Consolidation & Contraction
Usually these blogs provide commentary on the different elements of the recruiting and staffing process, but this one focuses on changes in the Med Tech and BioPharma business. I first got into the industry in 1985 with a small, family owned drug company called Carter-Wallace. Back then there were over 100 different commercial stage, branded pharma companies including at least 25 that we would refer to as Big Pharma (I later went to work for Merck which at the time was the biggest of the Big Pharmas). Little did we know at the time what “Big” really means.

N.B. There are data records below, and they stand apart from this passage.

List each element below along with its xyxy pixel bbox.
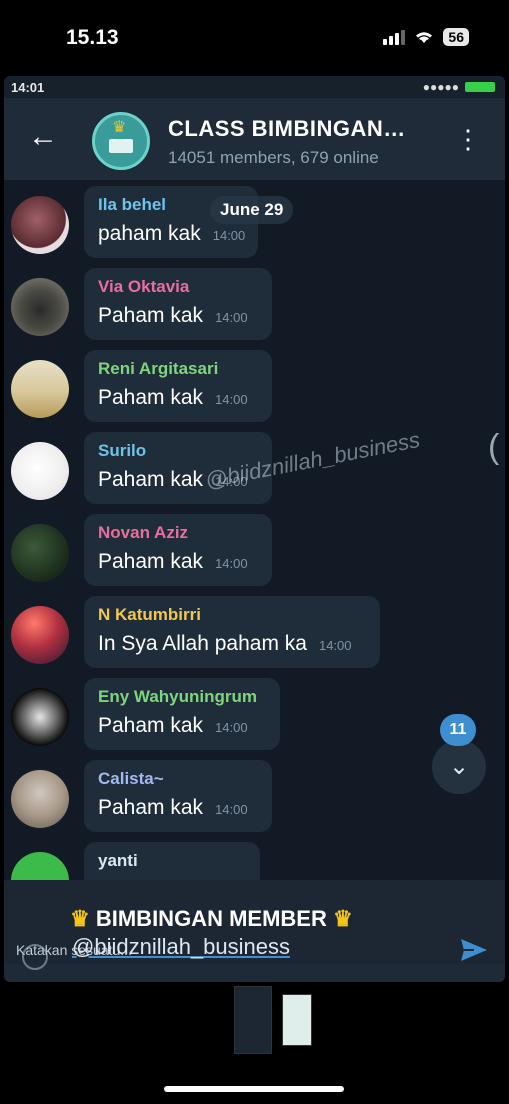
chat-header: ← ♛ CLASS BIMBINGAN… 14051 members, 679 …	[4, 98, 505, 180]
signal-dots-icon: ●●●●●	[422, 80, 459, 94]
message-text: In Sya Allah paham ka 14:00	[98, 632, 364, 656]
avatar[interactable]	[11, 442, 69, 500]
thumbnail-1[interactable]	[234, 986, 272, 1054]
back-arrow-icon[interactable]: ←	[28, 122, 58, 152]
message-bubble[interactable]: Calista~ Paham kak 14:00	[84, 760, 272, 832]
banner-text: BIMBINGAN MEMBER	[95, 906, 327, 931]
avatar[interactable]	[11, 278, 69, 336]
message-text: Paham kak 14:00	[98, 550, 256, 574]
home-indicator[interactable]	[164, 1086, 344, 1092]
message-text: Paham kak 14:00	[98, 714, 264, 738]
unread-count-badge: 11	[440, 714, 476, 746]
message-row[interactable]: Via Oktavia Paham kak 14:00	[4, 262, 505, 340]
chevron-down-icon: ⌄	[448, 753, 470, 780]
avatar[interactable]: Y	[11, 852, 69, 880]
message-body: Paham kak	[98, 304, 204, 327]
send-icon[interactable]	[458, 934, 490, 966]
message-bubble[interactable]: Novan Aziz Paham kak 14:00	[84, 514, 272, 586]
crown-icon: ♛	[70, 906, 90, 931]
date-chip: June 29	[210, 196, 294, 224]
inner-status-icons: ●●●●●	[423, 80, 495, 94]
sender-name[interactable]: Calista~	[98, 769, 256, 789]
composer-bar	[4, 964, 505, 982]
message-bubble[interactable]: Reni Argitasari Paham kak 14:00	[84, 350, 272, 422]
message-row[interactable]: N Katumbirri In Sya Allah paham ka 14:00	[4, 590, 505, 668]
group-title[interactable]: CLASS BIMBINGAN…	[168, 116, 406, 142]
message-list[interactable]: Ila behel paham kak 14:00 Via Oktavia Paham …	[4, 180, 505, 880]
thumbnail-2[interactable]	[282, 994, 312, 1046]
message-text: paham kak 14:00	[98, 222, 245, 246]
battery-icon: 56	[443, 28, 469, 46]
avatar[interactable]	[11, 770, 69, 828]
message-body: In Sya Allah paham ka	[98, 632, 307, 655]
message-time: 14:00	[215, 310, 248, 325]
sender-name[interactable]: Via Oktavia	[98, 277, 256, 297]
message-bubble[interactable]: yanti	[84, 842, 260, 880]
more-menu-icon[interactable]: ⋮	[455, 126, 481, 152]
avatar[interactable]	[11, 524, 69, 582]
message-body: Paham kak	[98, 550, 204, 573]
message-input[interactable]: @biidznillah_business	[72, 934, 290, 960]
sender-name[interactable]: yanti	[98, 851, 244, 871]
sender-name[interactable]: Novan Aziz	[98, 523, 256, 543]
message-body: Paham kak	[98, 714, 204, 737]
message-time: 14:00	[215, 556, 248, 571]
message-text: Paham kak 14:00	[98, 304, 256, 328]
message-bubble[interactable]: Via Oktavia Paham kak 14:00	[84, 268, 272, 340]
wifi-icon	[416, 32, 433, 43]
sender-name[interactable]: Reni Argitasari	[98, 359, 256, 379]
inner-time: 14:01	[11, 80, 45, 95]
scroll-indicator: (	[488, 428, 500, 466]
crown-icon: ♛	[332, 906, 353, 931]
message-body: Paham kak	[98, 386, 204, 409]
message-time: 14:00	[212, 228, 246, 243]
sender-name[interactable]: Eny Wahyuningrum	[98, 687, 264, 707]
sender-name[interactable]: N Katumbirri	[98, 605, 364, 625]
ios-time: 15.13	[66, 26, 119, 49]
scroll-down-button[interactable]: ⌄	[432, 740, 486, 794]
group-member-count: 14051 members, 679 online	[168, 148, 379, 167]
message-row[interactable]: Calista~ Paham kak 14:00	[4, 754, 505, 832]
avatar[interactable]	[11, 688, 69, 746]
group-avatar[interactable]: ♛	[92, 112, 150, 170]
book-icon	[109, 139, 133, 153]
message-body: Paham kak	[98, 468, 204, 491]
thumbnail-strip	[234, 986, 312, 1054]
message-body: paham kak	[98, 222, 201, 245]
inner-status-bar: 14:01 ●●●●●	[4, 76, 505, 98]
message-row[interactable]: Reni Argitasari Paham kak 14:00	[4, 344, 505, 422]
avatar[interactable]	[11, 196, 69, 254]
message-row[interactable]: Novan Aziz Paham kak 14:00	[4, 508, 505, 586]
cellular-signal-icon	[383, 29, 406, 45]
avatar[interactable]	[11, 606, 69, 664]
message-text: Paham kak 14:00	[98, 386, 256, 410]
message-time: 14:00	[215, 720, 248, 735]
message-body: Paham kak	[98, 796, 204, 819]
message-time: 14:00	[215, 392, 248, 407]
message-bubble[interactable]: N Katumbirri In Sya Allah paham ka 14:00	[84, 596, 380, 668]
message-time: 14:00	[215, 802, 248, 817]
message-bubble[interactable]: Eny Wahyuningrum Paham kak 14:00	[84, 678, 280, 750]
ios-status-bar: 15.13 56	[0, 0, 509, 78]
telegram-screenshot: 14:01 ●●●●● ← ♛ CLASS BIMBINGAN… 14051 m…	[4, 76, 505, 982]
message-text: Paham kak 14:00	[98, 796, 256, 820]
sender-name[interactable]: Surilo	[98, 441, 256, 461]
message-time: 14:00	[318, 638, 352, 653]
ios-status-icons: 56	[383, 28, 469, 46]
inner-battery-icon	[465, 82, 495, 92]
message-row[interactable]: Eny Wahyuningrum Paham kak 14:00	[4, 672, 505, 750]
pinned-banner: ♛ BIMBINGAN MEMBER ♛	[70, 906, 353, 932]
message-row[interactable]: Yyanti	[4, 836, 505, 880]
crown-icon: ♛	[112, 119, 127, 136]
avatar[interactable]	[11, 360, 69, 418]
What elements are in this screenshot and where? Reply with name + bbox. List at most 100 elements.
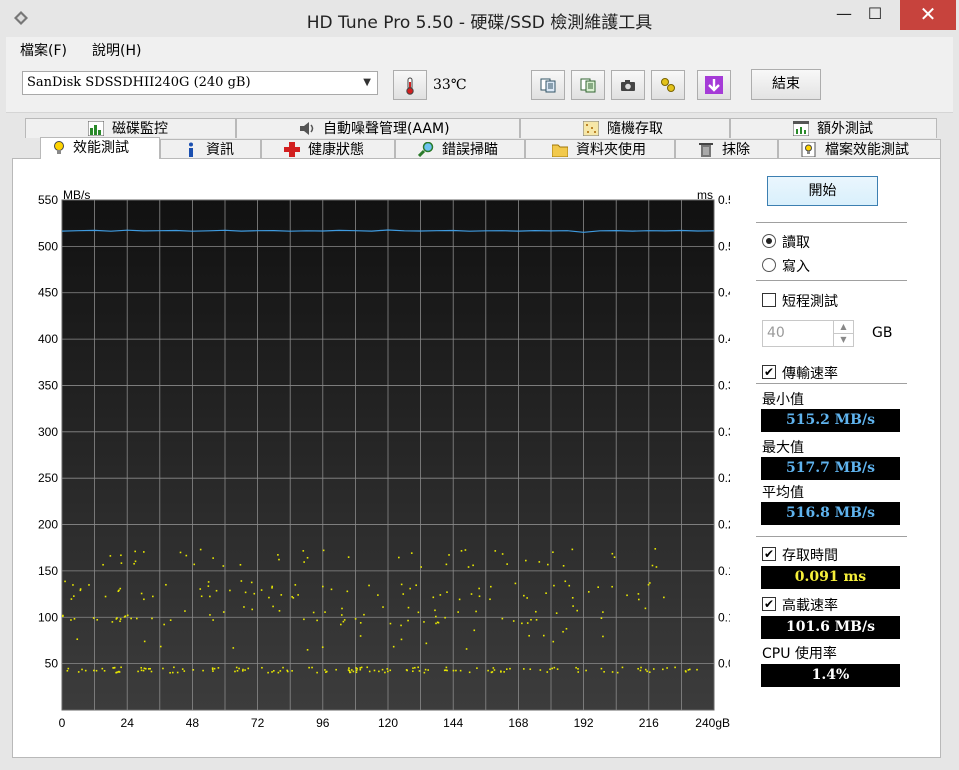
access-time-point [244,669,246,671]
access-time-point [514,582,517,585]
access-time-checkbox[interactable]: ✔ [762,547,776,561]
access-time-point [250,581,253,584]
y-tick-label: 400 [38,332,58,346]
access-time-point [465,648,468,650]
short-test-checkbox[interactable] [762,293,776,307]
read-radio[interactable] [762,234,776,248]
access-time-point [103,670,106,672]
access-time-point [113,666,116,669]
access-time-point [209,595,211,598]
copy-image-button[interactable] [571,70,605,100]
tab-random-access[interactable]: 隨機存取 [520,118,730,138]
access-time-point [282,666,284,669]
access-time-point [199,588,202,590]
access-time-point [621,666,624,669]
access-time-point [207,585,210,587]
save-button[interactable] [697,70,731,100]
access-time-point [501,553,504,555]
short-test-size-stepper[interactable]: 40 ▲ ▼ [762,320,854,347]
access-time-point [407,619,409,622]
access-time-point [412,670,414,673]
close-button[interactable]: ✕ [900,0,956,30]
tab-label: 健康狀態 [308,142,364,158]
stepper-down-icon[interactable]: ▼ [833,334,853,347]
access-time-point [407,606,410,609]
drive-select-value: SanDisk SDSSDHII240G (240 gB) [27,75,251,90]
access-time-point [120,562,123,564]
x-tick-label: 96 [316,716,330,730]
y-tick-label: 350 [38,378,58,392]
access-time-point [500,670,502,673]
separator [756,280,907,281]
access-time-point [384,671,386,674]
y-tick-label: 100 [38,610,58,624]
access-time-point [545,592,547,595]
tab-label: 資料夾使用 [576,142,646,158]
access-time-point [222,565,225,567]
access-time-point [639,669,642,672]
access-time-point [571,596,574,599]
menu-file[interactable]: 檔案(F) [20,40,67,60]
access-time-point [209,614,211,616]
access-time-point [366,666,369,669]
lightbulb-icon [54,141,64,154]
access-time-point [568,584,571,587]
tab-info[interactable]: 資訊 [160,139,261,159]
tab-health[interactable]: 健康狀態 [261,139,395,159]
copy-text-button[interactable] [531,70,565,100]
tab-folder-usage[interactable]: 資料夾使用 [525,139,675,159]
temperature-button[interactable] [393,70,427,100]
access-time-point [244,591,247,594]
access-time-point [355,671,358,674]
transfer-rate-checkbox[interactable]: ✔ [762,365,776,379]
tab-erase[interactable]: 抹除 [675,139,778,159]
tab-file-benchmark[interactable]: 檔案效能測試 [778,139,941,159]
access-time-point [445,563,448,566]
access-time-point [503,671,505,673]
tab-aam[interactable]: 自動噪聲管理(AAM) [236,118,520,138]
access-time-point [134,560,137,563]
access-time-point [229,589,231,592]
tab-benchmark[interactable]: 效能測試 [40,137,160,159]
tab-extra-tests[interactable]: 額外測試 [730,118,937,138]
access-time-point [84,669,87,672]
bar-chart-icon [88,121,104,136]
screenshot-button[interactable] [611,70,645,100]
tab-label: 效能測試 [73,140,129,156]
access-time-point [143,551,145,553]
access-time-point [359,667,362,669]
exit-button[interactable]: 結束 [751,69,821,100]
transfer-rate-label: 傳輸速率 [782,366,838,382]
access-time-point [151,617,153,620]
access-time-point [277,671,280,674]
access-time-point [143,640,146,643]
access-time-point [267,671,269,674]
access-time-point [159,645,162,648]
access-time-point [490,585,492,588]
access-time-point [316,671,318,674]
maximize-button[interactable]: ☐ [852,0,898,30]
access-time-point [165,583,167,586]
write-radio[interactable] [762,258,776,272]
burst-rate-checkbox[interactable]: ✔ [762,597,776,611]
start-button[interactable]: 開始 [767,176,878,206]
menu-help[interactable]: 說明(H) [92,40,141,60]
access-time-point [553,666,556,669]
x-tick-label: 24 [121,716,135,730]
access-time-point [555,612,558,614]
drive-select[interactable]: SanDisk SDSSDHII240G (240 gB) ▼ [22,71,378,95]
access-time-point [368,670,371,673]
access-time-point [464,549,467,551]
options-button[interactable] [651,70,685,100]
tab-error-scan[interactable]: 錯誤掃瞄 [395,139,525,159]
stepper-up-icon[interactable]: ▲ [833,321,853,334]
access-time-point [646,670,648,673]
tab-disk-monitor[interactable]: 磁碟監控 [25,118,236,138]
access-time-point [564,580,567,583]
y-tick-label: 550 [38,193,58,207]
y-tick-label: 300 [38,425,58,439]
access-time-point [637,593,640,595]
access-time-point [119,587,122,590]
access-time-point [663,596,665,599]
access-time-point [271,585,273,588]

Now, the top 10 drug companies account for over one-third of industry sales. Those super-companies represent the sum total over 50 other organizations that were merged / acquired / aligned into each other. Consider the case of a friend of mine who began his career at Marion Labs. They became part of Hoechst Marion Roussel, which was merged into Rhone Poulenc Rorer to become Aventis, which became Sanofi-Aventis, and recently acquired Genzyme. The rate of contraction in the industry is accelerating at a rate we’ve never seen before, and a similar trend can be seen in the Medical Device space as well. Organizations seek to optimize efficiency and economies of scale – particularly those that have invested in building huge commercial teams and are constantly in need of new products to sell. In our industry it’s often much easier to buy intellectual property than develop it organically, and that trend is not likely to change.
So what does this mean for employment and career development opportunities? For those among us in Corporate or Business Development activities, it’s a huge opportunity to push for M&A and licensing deals, and to create a secure employment path. And for risk-taking founders and early employees of start-up companies with unique IP this is a trend that will continue to provide significant wealth-building opportunities. For most marketing personnel (about 80% of the jobs I fill) there is real risk in the trend toward consolidation. While it’s true that HQ-based marketing teams that are acquired are needed in the short-term to maintain revenue growth and help build a bridge to the future, combined organization, more often than not we see duplicity in certain functions that usually results in jobs being eliminated. A combined company only needs so many mid-level managers and executives in functions like brand marketing, market research, sales operations, communications and other related areas.
Another source of post-acquisition layoffs in marketing functions is logistical: most organizations want to consolidate employees in the same location to reduce overhead and improve communication. That means relocation of employees, and the reality is that few Gen Xers and Millennials are willing to relocate for their employment. When M&A deals are struck the terms include analysis of the costs of severance packages that will be offered to employees who won’t relocate. While it’s true that the acquiring company generally has a few vacancies to backfill due to non-relocation of marketing staff, it’s rarely one-for-one. In the majority of cases we see that the post-acquisition “whole” is lesser than the sum of it’s parts as it relates to the workforce.
So how best to prepare for the new reality of permanent mergers and acquisitions? There are several strategies one can consider, and they each have advantages and disadvantages, of course. Some marketers choose to develop new skills in BD and deal-making in order to capitalize on the trend. My thought there is that it’s always best to make that shift early in your career when you can still afford it, and to do it with your current employer since a new employer will require established BD experience and an existing Deal Sheet to consider someone as a viable candidate.
Others anticipate the need to expect frequent job changes throughout their career, and they will sometimes move to a region or city where the industry is heavily concentrated in order to limit further relocation (PA, NJ/NY/CT, Boston/Cambridge, California, and – in Med Tech – the Twin Cities. And an extremely common strategy we see among Marketing VP’s and senior execs is to build a solo career in contract based consulting, forgoing so-called “job security” and benefits for lucrative contract work that is project based. That obviously requires a level or risk tolerance that’s not for everyone, but it has become a very viable long-term career option.
It’s not just the Med Tech and BioPharma industries that are evolving in this way, of course. Employees in all sectors of the global economy have been pinched by consolidation and contraction, and it will continue to accelerate. In the end each of us has to manager our careers proactively, anticipating and embracing change, so that we can minimize the occasions where we have to react to adverse situations. Sometimes that means a job change ahead of looming trouble, sometimes not. The days of getting a gold watch after 30 years with a company may be gone, but there will always be a need for innovative, ambitious marketers in our industry in one form or another. I look forward to adapting as our industry changes, and continuing to serve as a resource for my client companies and marketing professionals.